I lost everything I knew. Voices of people, music, basic sounds like footsteps or a doorbell or your phone ringing all gone in an instant. I had to find a new way of life.
The simplest things like going to the shop and buying food changed. When prices on tills weren’t facing me as the total was being added up, the panic would set in on how I would know how much I was to pay because I wouldn’t understand what the cashier would say behind their mask.
As time has gone on, the hardest thing is forgetting how people sound. Forgetting how my parents sound, my brother, my friends. That has been the most devastating part.
In these types of situations, you can either sit and wonder why me? Or you can try adapt to these new circumstances you’ve been given. So that is exactly what I did.
I started a sign language course to learn how to speak a language that I was now going to rely on for people talking to me when I wasn’t able to lip read.
I got in contact with Chime, a charity for deafness, where I received equipment that would let me know when someone is at the door, a new alarm clock to vibrate to wake me and a fire alarm that would alert me if the situation arose.
The hardest part of my journey so far has been other people. The inaccessibility for Deaf people is shameful. If hearing people were denied being spoken to because it was easier to talk to the person next to them or for services to be taken away because you weren’t able to make a phone call, there would be uproar.
I can’t count how many times I have been asked something and I explain that I am deaf and if they could write it down, but no. They turn to the person I am with and expect them to answer for me, because it is easier for them. I haven’t suddenly turned invisible just because I no longer have hearing.
I can’t explain how frustrating it is when people call me and I explain that I am deaf and that I need an email address or text line because I can’t hear over the phone. They just hang up or explain that they don’t have services like that.
The fact that I am expected to bring someone with me at all times to everywhere I go to speed things up to your side because you won’t write it down is wrong!

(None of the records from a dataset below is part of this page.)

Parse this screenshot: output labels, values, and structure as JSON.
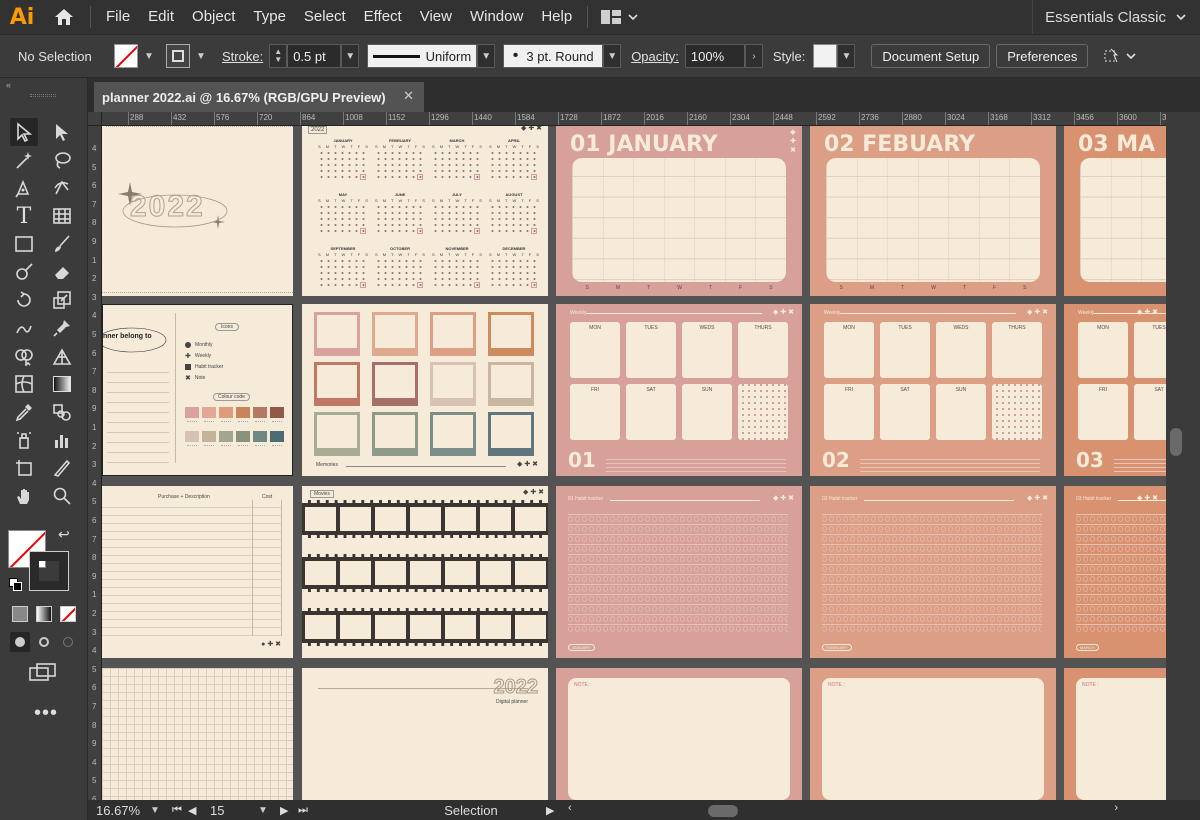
{
  "app": {
    "logo": "Ai",
    "home_icon": "home-icon"
  },
  "menu": [
    "File",
    "Edit",
    "Object",
    "Type",
    "Select",
    "Effect",
    "View",
    "Window",
    "Help"
  ],
  "workspace": "Essentials Classic",
  "control": {
    "selection": "No Selection",
    "stroke_label": "Stroke:",
    "stroke_weight": "0.5 pt",
    "profile": "Uniform",
    "brush": "3 pt. Round",
    "opacity_label": "Opacity:",
    "opacity": "100%",
    "style_label": "Style:",
    "document_setup": "Document Setup",
    "preferences": "Preferences"
  },
  "doc": {
    "tab_title": "planner 2022.ai @ 16.67% (RGB/GPU Preview)",
    "close": "✕"
  },
  "ruler_h": [
    "288",
    "432",
    "576",
    "720",
    "864",
    "1008",
    "1152",
    "1296",
    "1440",
    "1584",
    "1728",
    "1872",
    "2016",
    "2160",
    "2304",
    "2448",
    "2592",
    "2736",
    "2880",
    "3024",
    "3168",
    "3312",
    "3456",
    "3600",
    "3744"
  ],
  "ruler_v": [
    "4",
    "5",
    "6",
    "7",
    "8",
    "9",
    "1",
    "2",
    "3",
    "4",
    "5",
    "6",
    "7",
    "8",
    "9",
    "1",
    "2",
    "3",
    "4",
    "5",
    "6",
    "7",
    "8",
    "9",
    "1",
    "2",
    "3",
    "4",
    "5",
    "6",
    "7",
    "8",
    "9",
    "4",
    "5",
    "6"
  ],
  "status": {
    "zoom": "16.67%",
    "artboard": "15",
    "tool": "Selection"
  },
  "colors": {
    "cream": "#f6ead9",
    "pink": "#d7a19a",
    "salmon": "#dc9e85",
    "orange": "#d89270"
  },
  "artboards": {
    "cover_year": "2022",
    "calendar_year": "2022",
    "months_small": [
      "JANUARY",
      "FEBRUARY",
      "MARCH",
      "APRIL",
      "MAY",
      "JUNE",
      "JULY",
      "AUGUST",
      "SEPTEMBER",
      "OCTOBER",
      "NOVEMBER",
      "DECEMBER"
    ],
    "month_titles": [
      "01 JANUARY",
      "02 FEBUARY",
      "03 MA"
    ],
    "weekday_letters": [
      "S",
      "M",
      "T",
      "W",
      "T",
      "F",
      "S"
    ],
    "belong_title": "nner belong to",
    "icons_title": "Icons",
    "icon_labels": [
      "Monthly",
      "Weekly",
      "Habit tracker",
      "Note"
    ],
    "colour_title": "Colour code",
    "memories": "Memories",
    "weekly_label": "Weekly",
    "weekly_days": [
      "MON",
      "TUES",
      "WEDS",
      "THURS",
      "FRI",
      "SAT",
      "SUN"
    ],
    "weekly_nums": [
      "01",
      "02",
      "03"
    ],
    "habit_labels": [
      "01  Habit tracker",
      "02  Habit tracker",
      "03  Habit tracker"
    ],
    "habit_months": [
      "JANUARY",
      "FEBRUARY",
      "MARCH"
    ],
    "purchase_header": "Purchase + Description",
    "cost_header": "Cost",
    "movies": "Movies",
    "digital_year": "2022",
    "digital_label": "Digital planner",
    "note_label": "NOTE :"
  }
}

This is just the tip of the iceberg. Inaccessibility should never be a reason people with disabilities should not do things. But the fact of the matter is that they do. They don’t leave their homes. They don’t talk to a wide range of people or try new things because of the fear of how they might “inconvenience” someone else.
This fear should not exist in 2021. For any disability of any kind. Inclusivity needs to start, and it needs to start today.